Spencer includes both recent research on human emotions, the neurological reality that exists physically in our brains and hearts, and even our digestive system, as well as how we experience our feelings, and what our feelings “do.” Knowing Jesus is human prompted Spencer to interrogate the Gospels about Jesus’s emotional life. He must have one! But, being divine, does Jesus experience his humanity, his feelings, differently than you or I do?
I gave my own response last week. This week, I thought I’d share Steve’s illustrated summaries as a taste of how diverse and deep-thinking this graduate-level cohort really is. The following reflect our responses to the second half of Spencer’s book.
Steve Chong
Spencer wrote on the importance of feeling the full range of our emotions, and the harm caused by either suppressing or denying our genuine grief, anger, and fear.

Naomi Chong
Spencer also contrasted the pursuit of happiness with lasting joy. Happiness is brief, and is, according to Spencer, simply the desire to feel good in the moment and is only prompted by outside factors, whereas joy is an inner experience that does not change, regardless of outer circumstances.

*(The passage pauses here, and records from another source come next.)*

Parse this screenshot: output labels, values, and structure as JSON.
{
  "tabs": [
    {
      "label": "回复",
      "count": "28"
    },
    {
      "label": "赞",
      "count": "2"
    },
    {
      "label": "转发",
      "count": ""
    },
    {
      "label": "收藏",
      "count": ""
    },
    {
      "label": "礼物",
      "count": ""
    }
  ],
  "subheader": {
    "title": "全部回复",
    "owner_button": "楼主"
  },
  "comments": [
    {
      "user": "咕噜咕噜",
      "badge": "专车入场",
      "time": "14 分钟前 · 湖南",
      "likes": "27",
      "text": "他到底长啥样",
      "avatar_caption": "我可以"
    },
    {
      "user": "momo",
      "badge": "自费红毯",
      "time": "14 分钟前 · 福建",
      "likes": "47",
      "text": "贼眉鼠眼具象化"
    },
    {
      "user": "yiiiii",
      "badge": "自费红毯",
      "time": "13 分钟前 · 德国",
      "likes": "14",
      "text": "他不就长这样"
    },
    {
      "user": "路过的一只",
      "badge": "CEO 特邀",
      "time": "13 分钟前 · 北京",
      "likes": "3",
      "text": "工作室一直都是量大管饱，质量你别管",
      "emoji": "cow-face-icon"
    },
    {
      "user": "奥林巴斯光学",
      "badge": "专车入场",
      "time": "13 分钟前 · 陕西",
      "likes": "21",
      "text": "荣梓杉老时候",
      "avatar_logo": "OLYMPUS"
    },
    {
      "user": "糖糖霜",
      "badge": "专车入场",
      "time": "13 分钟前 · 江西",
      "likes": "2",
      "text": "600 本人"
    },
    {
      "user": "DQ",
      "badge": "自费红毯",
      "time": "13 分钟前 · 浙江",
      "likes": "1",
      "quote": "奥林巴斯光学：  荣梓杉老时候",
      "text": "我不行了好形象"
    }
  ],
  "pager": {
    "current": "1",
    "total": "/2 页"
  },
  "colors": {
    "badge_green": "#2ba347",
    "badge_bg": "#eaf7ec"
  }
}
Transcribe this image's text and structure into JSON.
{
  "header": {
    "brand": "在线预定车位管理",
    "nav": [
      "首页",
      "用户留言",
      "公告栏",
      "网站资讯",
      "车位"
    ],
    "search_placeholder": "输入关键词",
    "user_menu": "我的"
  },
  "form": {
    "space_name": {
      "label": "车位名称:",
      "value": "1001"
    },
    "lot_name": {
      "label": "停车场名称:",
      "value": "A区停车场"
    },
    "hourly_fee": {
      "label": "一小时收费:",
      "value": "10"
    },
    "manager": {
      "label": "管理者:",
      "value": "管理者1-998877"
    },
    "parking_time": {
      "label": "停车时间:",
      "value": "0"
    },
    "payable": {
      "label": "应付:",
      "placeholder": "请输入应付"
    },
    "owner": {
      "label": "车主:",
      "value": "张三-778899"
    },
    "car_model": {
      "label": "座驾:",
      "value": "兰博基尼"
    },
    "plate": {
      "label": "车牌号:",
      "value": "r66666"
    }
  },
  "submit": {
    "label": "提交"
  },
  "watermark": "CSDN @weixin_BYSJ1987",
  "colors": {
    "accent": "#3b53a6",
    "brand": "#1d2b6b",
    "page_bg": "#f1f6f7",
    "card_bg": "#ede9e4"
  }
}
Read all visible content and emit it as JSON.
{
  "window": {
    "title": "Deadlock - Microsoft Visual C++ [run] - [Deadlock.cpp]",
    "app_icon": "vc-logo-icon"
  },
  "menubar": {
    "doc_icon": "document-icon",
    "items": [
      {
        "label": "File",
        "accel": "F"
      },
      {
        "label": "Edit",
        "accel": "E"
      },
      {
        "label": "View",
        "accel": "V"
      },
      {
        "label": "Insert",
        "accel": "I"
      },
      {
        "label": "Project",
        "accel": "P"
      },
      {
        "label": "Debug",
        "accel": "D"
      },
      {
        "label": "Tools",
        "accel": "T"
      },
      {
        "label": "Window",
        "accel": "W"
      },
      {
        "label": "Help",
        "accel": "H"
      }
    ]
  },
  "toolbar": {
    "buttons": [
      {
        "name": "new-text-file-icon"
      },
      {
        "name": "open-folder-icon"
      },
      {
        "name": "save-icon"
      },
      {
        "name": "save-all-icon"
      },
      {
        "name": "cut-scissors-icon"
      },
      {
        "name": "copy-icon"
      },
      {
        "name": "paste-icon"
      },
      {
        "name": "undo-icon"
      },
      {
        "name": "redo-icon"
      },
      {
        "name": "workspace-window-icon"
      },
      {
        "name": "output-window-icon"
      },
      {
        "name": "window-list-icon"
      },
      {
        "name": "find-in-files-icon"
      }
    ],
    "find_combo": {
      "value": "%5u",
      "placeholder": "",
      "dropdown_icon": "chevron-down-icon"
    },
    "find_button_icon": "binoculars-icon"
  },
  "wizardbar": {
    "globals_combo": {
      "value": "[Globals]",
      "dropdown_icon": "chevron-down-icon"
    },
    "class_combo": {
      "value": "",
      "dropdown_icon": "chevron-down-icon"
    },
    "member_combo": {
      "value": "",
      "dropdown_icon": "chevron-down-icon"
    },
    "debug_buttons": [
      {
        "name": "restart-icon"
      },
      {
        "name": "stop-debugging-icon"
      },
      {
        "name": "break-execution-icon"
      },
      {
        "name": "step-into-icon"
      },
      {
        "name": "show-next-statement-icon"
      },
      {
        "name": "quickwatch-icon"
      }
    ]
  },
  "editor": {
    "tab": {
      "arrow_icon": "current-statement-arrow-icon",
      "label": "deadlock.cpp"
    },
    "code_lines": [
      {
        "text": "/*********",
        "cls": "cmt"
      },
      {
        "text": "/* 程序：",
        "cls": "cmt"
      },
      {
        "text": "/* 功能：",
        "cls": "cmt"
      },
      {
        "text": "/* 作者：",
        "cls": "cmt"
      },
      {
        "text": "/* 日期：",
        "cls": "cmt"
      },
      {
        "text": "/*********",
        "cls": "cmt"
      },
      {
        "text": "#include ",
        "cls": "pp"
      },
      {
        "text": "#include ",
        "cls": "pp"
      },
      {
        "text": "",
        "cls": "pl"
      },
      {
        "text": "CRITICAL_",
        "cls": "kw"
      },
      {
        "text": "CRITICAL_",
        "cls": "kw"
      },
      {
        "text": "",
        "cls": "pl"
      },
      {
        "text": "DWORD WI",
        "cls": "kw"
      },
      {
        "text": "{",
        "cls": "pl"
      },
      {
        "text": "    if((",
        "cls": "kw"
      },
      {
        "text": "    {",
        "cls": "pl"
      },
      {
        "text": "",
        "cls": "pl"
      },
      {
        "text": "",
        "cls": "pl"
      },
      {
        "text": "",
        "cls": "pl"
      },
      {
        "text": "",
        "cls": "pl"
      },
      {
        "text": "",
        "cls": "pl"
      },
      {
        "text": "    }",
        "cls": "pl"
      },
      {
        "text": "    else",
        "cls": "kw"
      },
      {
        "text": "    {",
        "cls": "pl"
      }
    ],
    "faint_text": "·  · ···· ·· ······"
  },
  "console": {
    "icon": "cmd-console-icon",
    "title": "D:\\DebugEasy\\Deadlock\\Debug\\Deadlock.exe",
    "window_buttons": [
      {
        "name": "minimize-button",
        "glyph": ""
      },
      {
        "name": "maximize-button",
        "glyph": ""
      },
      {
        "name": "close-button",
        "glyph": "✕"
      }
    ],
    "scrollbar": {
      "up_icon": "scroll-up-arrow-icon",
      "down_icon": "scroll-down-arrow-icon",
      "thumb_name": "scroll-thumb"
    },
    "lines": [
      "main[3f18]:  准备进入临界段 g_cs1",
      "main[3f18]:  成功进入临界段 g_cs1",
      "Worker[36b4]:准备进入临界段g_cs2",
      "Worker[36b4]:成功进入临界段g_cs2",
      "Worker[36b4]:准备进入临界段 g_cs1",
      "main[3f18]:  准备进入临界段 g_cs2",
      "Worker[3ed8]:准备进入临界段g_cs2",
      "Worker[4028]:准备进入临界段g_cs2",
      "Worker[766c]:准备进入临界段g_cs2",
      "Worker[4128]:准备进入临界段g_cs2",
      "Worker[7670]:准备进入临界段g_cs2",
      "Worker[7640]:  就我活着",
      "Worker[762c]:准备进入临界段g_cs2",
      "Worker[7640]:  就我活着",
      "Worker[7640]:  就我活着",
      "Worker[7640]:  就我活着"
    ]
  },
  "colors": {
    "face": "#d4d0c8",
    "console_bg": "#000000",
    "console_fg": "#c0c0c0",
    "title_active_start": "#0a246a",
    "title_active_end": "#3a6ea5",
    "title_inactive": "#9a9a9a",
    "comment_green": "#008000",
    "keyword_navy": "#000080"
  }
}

Joanne Guarnieri Hagemeyer
(Yah, that’s me) Spencer discussed the problematic doctrine of impassibility, which holds that because God is divine, God therefore does not have emotions the way humans do. God is impassive: the absence of any external sign of emotion in action or facial expression. To say God is angry, or grieved, or even that God loves is to anthropomorphize the divine being who is separate from creation and feels none of those things.

I find I absolutely love these illustrations! What do you think?